Pazar notları:
Başlamadan önce, belirteyim: Mevsimin ilk soğuk algınlığı biraz çarptı. Biraz da serinlikle birlikte gelen "alınganlık" belki... Beynim uğulduyor, burnum akıyor, gözlerim kaşınıyor. En iyisi, eski notlarıma geri dönmek. Biraz 2015, biraz 2013 yılı notlarına... Haydi, birlikte hatırlayalım...
***
Sevmiyor, anlaşma yapıyor. O yüzden
hep huzursuz. Her seferinde
daha iyi bir anlaşma
fırsatını kaçırdığından
endişe ediyor.
***
Sevmiyor, sevmeye çalışıyor. O yüzden hep telaşlı, hep yorgun, hep usanmış.
***
Sevmiyor, seviyormuş gibi yapıyor. O yüzden hep korku içinde. Ya foyası meydana çıkarsa?
***
Dostluk artık bir hakikat olmaktan çok bir özlem... Güven duygusunun alabildiğine cılızlaştığı, güvenlik arayışının her şeyin önüne geçtiği bir gündelik hayat kültüründe dostluğa yer kalır mı?
***
Derrida, insandaki dostluk arayışını "
bir başkasına inanma ihtiyacı ve özlemi"ne bağlıyordu.

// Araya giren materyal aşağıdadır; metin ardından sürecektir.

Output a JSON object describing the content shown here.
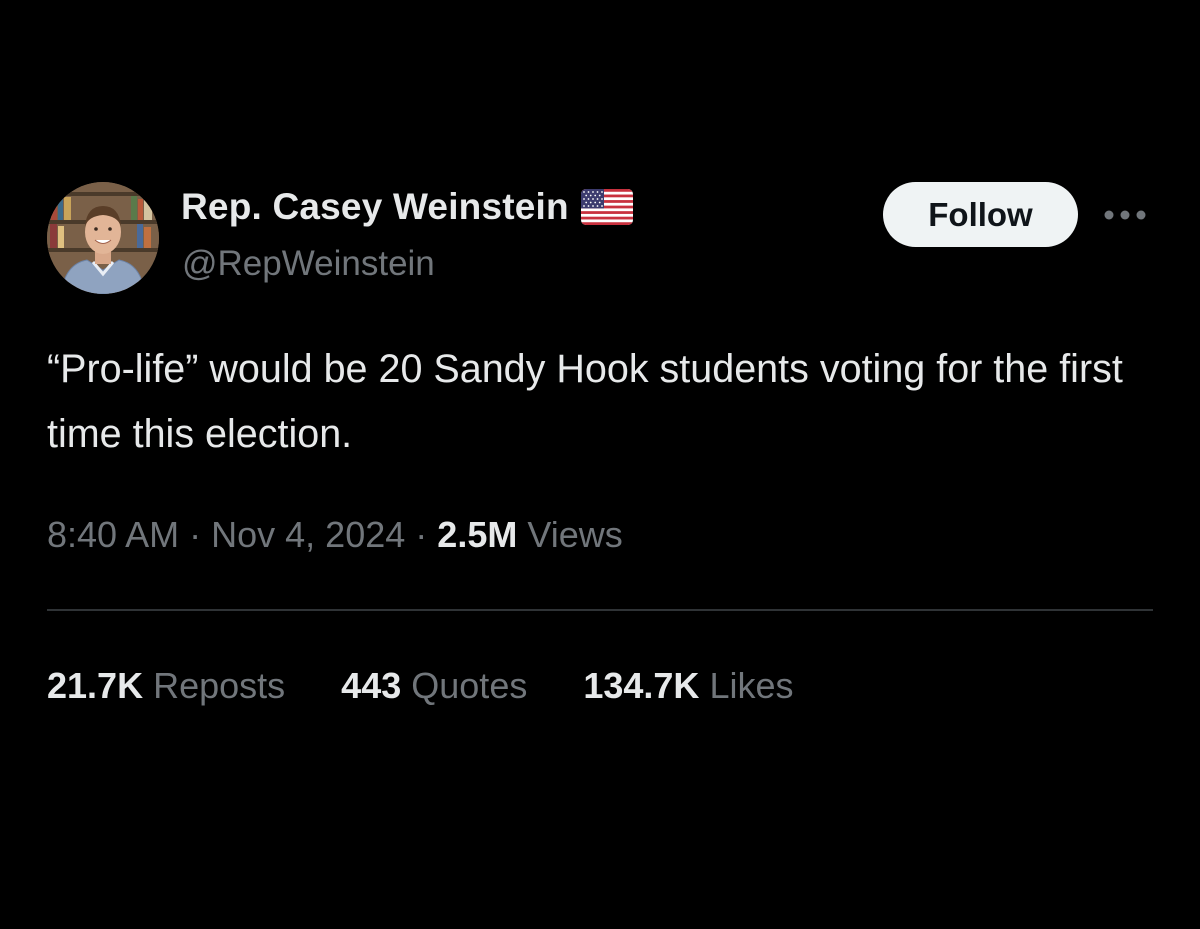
{
  "author": {
    "display_name": "Rep. Casey Weinstein",
    "handle": "@RepWeinstein",
    "flag_icon": "us-flag-icon"
  },
  "actions": {
    "follow_label": "Follow",
    "more_icon": "more-horizontal-icon"
  },
  "tweet": {
    "text": "“Pro-life” would be 20 Sandy Hook students voting for the first time this election.",
    "time": "8:40 AM",
    "separator": "·",
    "date": "Nov 4, 2024",
    "views_count": "2.5M",
    "views_label": "Views"
  },
  "stats": {
    "reposts_count": "21.7K",
    "reposts_label": "Reposts",
    "quotes_count": "443",
    "quotes_label": "Quotes",
    "likes_count": "134.7K",
    "likes_label": "Likes"
  },
  "colors": {
    "background": "#000000",
    "primary_text": "#e7e9ea",
    "secondary_text": "#71767b",
    "follow_button_bg": "#eff3f4",
    "divider": "#2f3336"
  }
}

Haklıydı. Dostluk nedir? Sık görüşmek, birbirimize katlanmak, aynı şeyleri sevmek falan mı? Hayır! O yüzden "yol"un bittiği yerde yoldaşlık, güvenin bittiği yerde dostluk da bitiyor.
***
"Bana yalanlar söyle, yeter ki güzel olsun" dünyasında
dost nasıl acı söylesin, söylerse nasıl dost kalsın!
***
Geçim gailesi, statü endişesi, sevilme şehveti... Bütün bunlardan adına
"
hayat" dediğimiz bir hapishane kurmuşuz!
O yüzden kimseye "
niye inandığın gibi yaşamıyorsun?" diye kızamam. Bu
hapishanenin duvarları yüksek, gardiyanları
zalim. Kaçıp kurtulması kolay değil. Uyuşmayı durdurmak, acı çekmeyi göze almak gerekiyor...

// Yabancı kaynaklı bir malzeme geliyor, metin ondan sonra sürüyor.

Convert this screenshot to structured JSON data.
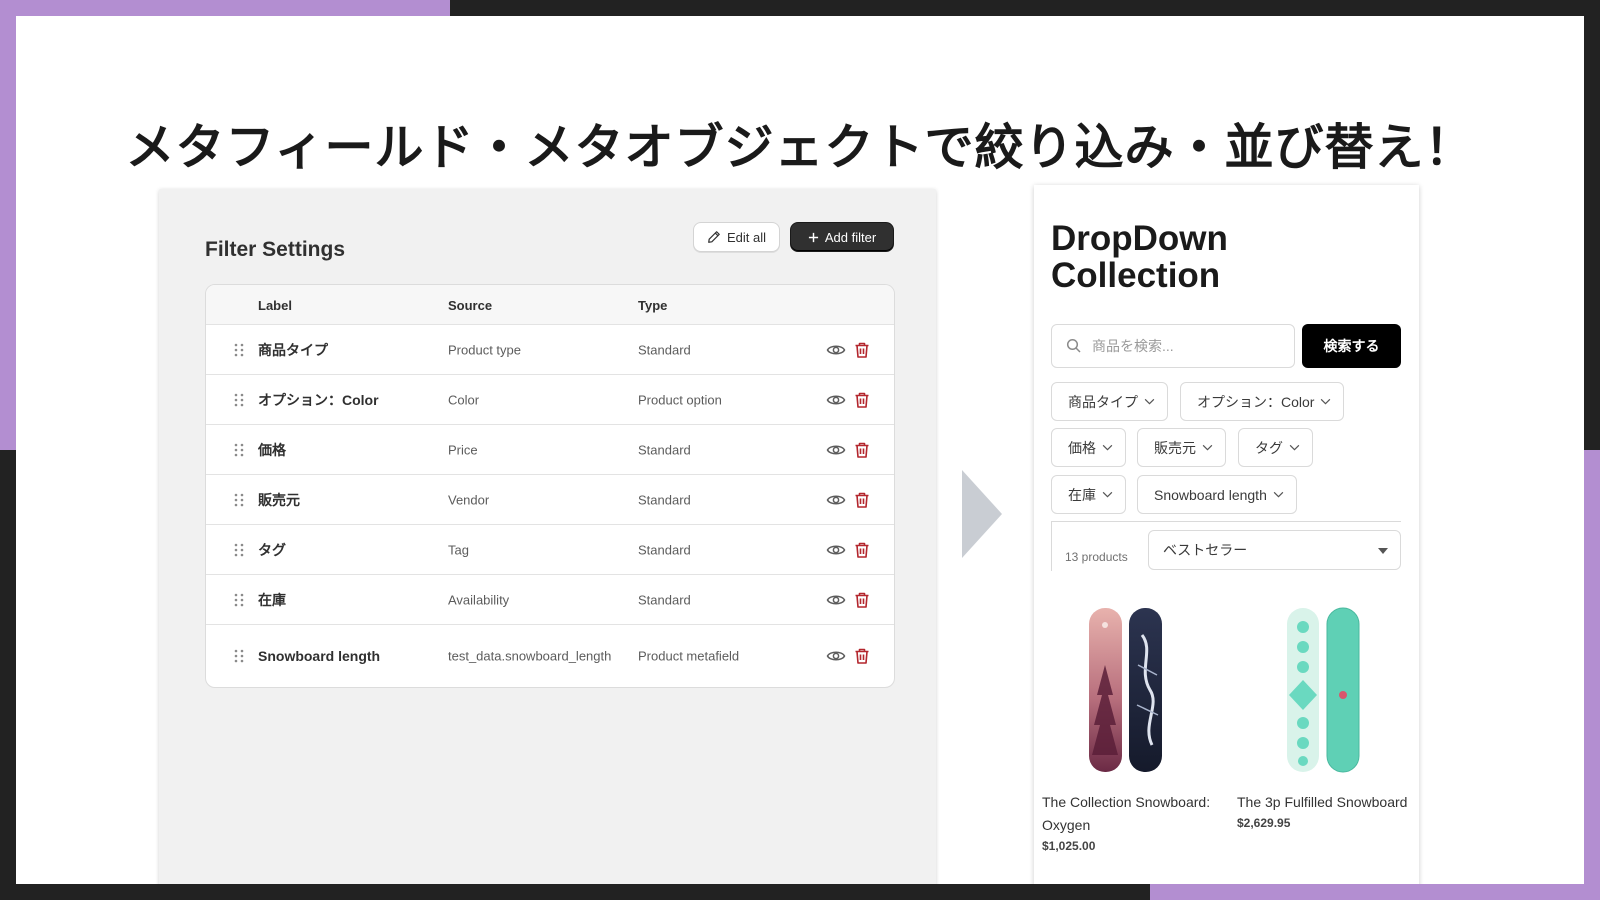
{
  "headline": "メタフィールド・メタオブジェクトで絞り込み・並び替え！",
  "colors": {
    "accent_purple": "#b38ed1",
    "background_dark": "#222222",
    "trash_red": "#b3262d"
  },
  "admin": {
    "title": "Filter Settings",
    "edit_all_label": "Edit all",
    "add_filter_label": "Add filter",
    "columns": {
      "label": "Label",
      "source": "Source",
      "type": "Type"
    },
    "rows": [
      {
        "label": "商品タイプ",
        "source": "Product type",
        "type": "Standard"
      },
      {
        "label": "オプション：Color",
        "source": "Color",
        "type": "Product option"
      },
      {
        "label": "価格",
        "source": "Price",
        "type": "Standard"
      },
      {
        "label": "販売元",
        "source": "Vendor",
        "type": "Standard"
      },
      {
        "label": "タグ",
        "source": "Tag",
        "type": "Standard"
      },
      {
        "label": "在庫",
        "source": "Availability",
        "type": "Standard"
      },
      {
        "label": "Snowboard length",
        "source": "test_data.snowboard_length",
        "type": "Product metafield"
      }
    ]
  },
  "store": {
    "title": "DropDown Collection",
    "search_placeholder": "商品を検索...",
    "search_button": "検索する",
    "chips": [
      "商品タイプ",
      "オプション：Color",
      "価格",
      "販売元",
      "タグ",
      "在庫",
      "Snowboard length"
    ],
    "product_count": "13 products",
    "sort_selected": "ベストセラー",
    "products": [
      {
        "name": "The Collection Snowboard: Oxygen",
        "price": "$1,025.00"
      },
      {
        "name": "The 3p Fulfilled Snowboard",
        "price": "$2,629.95"
      }
    ]
  }
}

Ama yaşadığımız gibi inanmak zorunda mıyız? Hiç değilse, bunu yapmasak!
***
Modern insan. Bir tür "
hayatta kalma makinesi!" (Julian Barnes) Çok azımız
yaşıyor ama hepimiz ölünceye kadar hayatta
kalıyoruz.
***
Zeytin ağacı canlandırıyor beni,
servi ise sakinleştiriyor. Ya
incir ağacının hükmettiği
avlular? Huzur sanki...
***
Avluları seviyorum. Dışarıya kapalı, gökyüzüne açıklar. Utangaç bir âşığın kalbi gibi...
***
Bazılarının mutsuzluğu garip... Sanki erkenden kalkıp
pazara yetişememişler; mutluluk kapışılmış da onlara kalmamış gibi bir halleri var.
***
Canı durmaksızın sıkılan yetişkinlerin, gençlerin ve çocuklar... Sayıları
nasıl da artıyor! Söyleyin bana... İnançların
kuru adetlere dönüştüğü ve "
büyü"sünü
kaybetmiş bir dünyada başka hangi duygu
yakamıza yapışabilirdi? Oysa ihtiyacımız
"
hayret"ti. Elimizde "
sıkıntı" kaldı.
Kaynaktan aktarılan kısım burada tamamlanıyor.